The phrase "one treatment, lifelong benefits" itself implies enormous uncertainty. Excessively high antibody secretion levels may trigger serious adverse events such as immune complex deposition disease or cytokine storm; levels that are too low will fail to achieve therapeutic effects. Because each patient's immune response to gene-editing vectors differs, and the distribution of B-cell subsets varies, the individual variability in final antibody expression levels may be enormous, making precise regulation difficult to achieve. Moreover, if modified B cells undergo malignant transformation, or if long-secreted antibodies accidentally cross-recognize self-antigens, delayed autoimmune diseases may occur. These risks are difficult to fully reveal in existing animal experiments, as most autoimmune diseases and cancers require years or even decades of latency to develop. In the absence of a controllable switch mechanism, using irreversible gene-editing technology for non-life-threatening diseases presents a risk-benefit ratio far below the reasonable threshold for clinical application.
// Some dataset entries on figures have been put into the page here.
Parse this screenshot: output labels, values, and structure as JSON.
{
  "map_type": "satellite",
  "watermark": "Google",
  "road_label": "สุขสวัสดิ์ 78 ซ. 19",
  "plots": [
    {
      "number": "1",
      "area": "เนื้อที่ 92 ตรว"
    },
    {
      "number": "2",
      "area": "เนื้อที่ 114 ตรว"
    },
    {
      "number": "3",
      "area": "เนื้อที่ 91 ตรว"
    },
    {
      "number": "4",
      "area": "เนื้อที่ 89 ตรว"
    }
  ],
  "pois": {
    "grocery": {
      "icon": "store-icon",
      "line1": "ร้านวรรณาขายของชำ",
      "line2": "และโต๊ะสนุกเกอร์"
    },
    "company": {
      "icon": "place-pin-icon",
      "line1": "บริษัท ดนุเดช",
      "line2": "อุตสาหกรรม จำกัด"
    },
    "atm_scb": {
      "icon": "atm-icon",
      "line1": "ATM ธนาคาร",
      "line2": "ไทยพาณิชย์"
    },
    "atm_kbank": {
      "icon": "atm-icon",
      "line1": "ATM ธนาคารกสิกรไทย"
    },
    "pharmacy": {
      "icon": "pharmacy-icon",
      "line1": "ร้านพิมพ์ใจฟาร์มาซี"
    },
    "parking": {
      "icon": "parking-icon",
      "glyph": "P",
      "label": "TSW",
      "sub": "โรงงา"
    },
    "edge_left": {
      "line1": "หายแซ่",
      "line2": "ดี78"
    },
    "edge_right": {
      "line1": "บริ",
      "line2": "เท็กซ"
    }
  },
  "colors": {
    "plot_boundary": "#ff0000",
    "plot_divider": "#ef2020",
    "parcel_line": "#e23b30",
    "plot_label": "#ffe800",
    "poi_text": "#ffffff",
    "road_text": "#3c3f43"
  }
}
The so-called "synergy" between the two technologies also has logical flaws. Antibody sequences designed by AI for gene editing may produce unexpected side effects due to their unique immunogenicity in humans, and existing AI models lack the ability to predict responses to fully humanized immune systems. AI-designed delivery vectors may be neutralized by natural antibodies in vivo or taken up non-specifically by the liver and spleen, leading to low editing efficiency. The complex interactions among these technical steps mean that a "closed-loop system" relying solely on computational design often fails in real biological environments.
In summary, AI drug discovery models and gene-edited "biofactories" remain in extremely immature, early exploratory stages from a scientific perspective. The former suffers from data bias and lack of interpretability, while the latter faces off-target risks, durability uncertainties, and safety dilemmas due to irreversibility. The so-called "breakthroughs" are more like proof-of-concept under highly simplified conditions, and there is still a long and obstacle-filled road before they can change drug discovery paradigms or achieve clinical translation. Maintaining a clear-eyed understanding of these inherent limitations is far more important than chasing visionary promises.